趙湘湘一陣尷尬,漲紅了臉道:“七妹說笑了!”
別說周梓曈不會告訴她,就說她根本就不能去問,否則不定到時候沒事也給扯出事情來。
趙湘湘在姚景語這裡沒討到好,隨意和她聊了幾句然後就悻悻地離開了。
“小姐,奴婢覺得四少夫人今天有些奇怪!”靜香上前道。
姚景語低頭啜了口茶,就似笑非笑道:“算了,咱們不去攙和她的事情,免得到時候被波及無辜。”
趙湘湘這種人心比針眼還小,隨意一點事情不定就能讓她記恨上,到底是四哥的妻子,一個屋簷下抬頭不見低頭見的,她也不想鬧得太難看。
只不過,雖然姚景語這般想,但是趙湘湘在知道周梓曈去周家其實是為了給姚景昊聘平妻的事情時還是連帶著把她給記恨上了,認定了她也是知情不報,等著看自己的笑話。
到底是年輕氣盛,趙湘湘得知了訊息就直接衝去了梅香院。
“母親可是對我有什麼不滿?”彼時,趙湘湘就站在周梓曈面前一面抹著淚,一面梨花帶雨地哭道,“我和四郎成親還沒有半年的時間,您就要為她聘周家表妹做平妻,這不是逼著兒媳去死嗎?”

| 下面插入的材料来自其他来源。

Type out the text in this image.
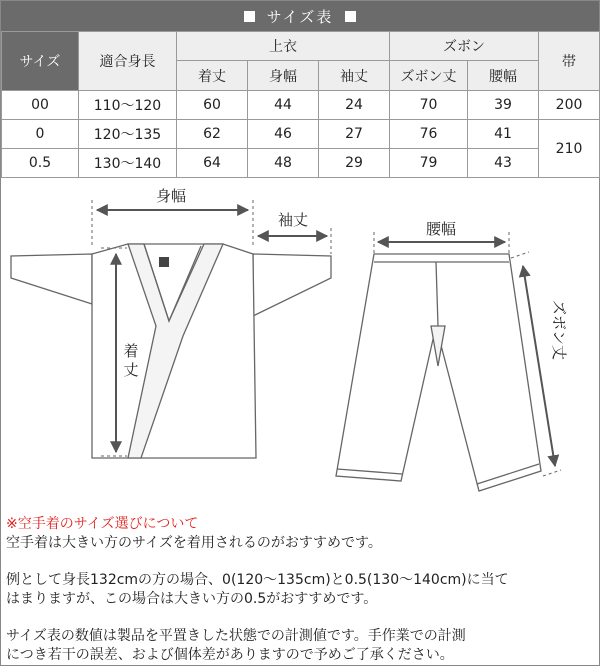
サイズ表
サイズ	適合身長	上衣			ズボン		帯
		着丈	身幅	袖丈	ズボン丈	腰幅	
00	110〜120	60	44	24	70	39	200
0	120〜135	62	46	27	76	41	210
0.5	130〜140	64	48	29	79	43	
身幅
袖丈
着
丈
腰幅
ズボン丈

※空手着のサイズ選びについて

空手着は大きい方のサイズを着用されるのがおすすめです。

例として身長132cmの方の場合、0(120〜135cm)と0.5(130〜140cm)に当て

はまりますが、この場合は大きい方の0.5がおすすめです。

サイズ表の数値は製品を平置きした状態での計測値です。手作業での計測

につき若干の誤差、および個体差がありますので予めご了承ください。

周梓曈冷眼見她一副要死要活的樣子,卻是不怒反笑,惡人先告狀大約也就是這個樣子了吧?她目光灼灼地盯著她,也不繞彎子:“昔日我和國公爺與你父母交情匪淺,所以在你耍了這麼多的心眼甚至瞞下了自己是石女的事情之後,依舊還能讓你高枕無憂的待在國公府裡做你的四少夫人,但是——”
周梓曈頓了下,望著她迅速灰白的臉,一字一句嚴肅道:“四郎必須要有自己的嫡子嫡女!”
趙湘湘猛然驚愕,雖然之前也曾猜想過周梓曈突然變臉可能是因為知道了什麼,但當真正去面對,真正聽著她親口說出來的時候,又是另一番情景——
趙湘湘覺得此時的自己宛如被剝光了衣服放在冰天雪地裡,渾身上下甚至連骨骼都在打顫。
她睜大了眼睛,唇瓣不停地蠕動,卻始終想不出為自己辯駁的話來。
“母親,我求求你,求求你千萬不要將這件事說出去。”在與周梓曈的對視中,趙湘湘的心理防線崩潰,她猛地跪了下來,膝行著爬上前一把抱住周梓曈的腿泣不成聲道,“母親,兒媳求求你了,我真的不是有意的!”
說句實話,站在女人的角度上,周梓曈對趙湘湘其實是有些同情的,畢竟石女這件事是天生的,由不得她來選擇。但是站在一個母親的角度上,她對她卻是既恨又怒!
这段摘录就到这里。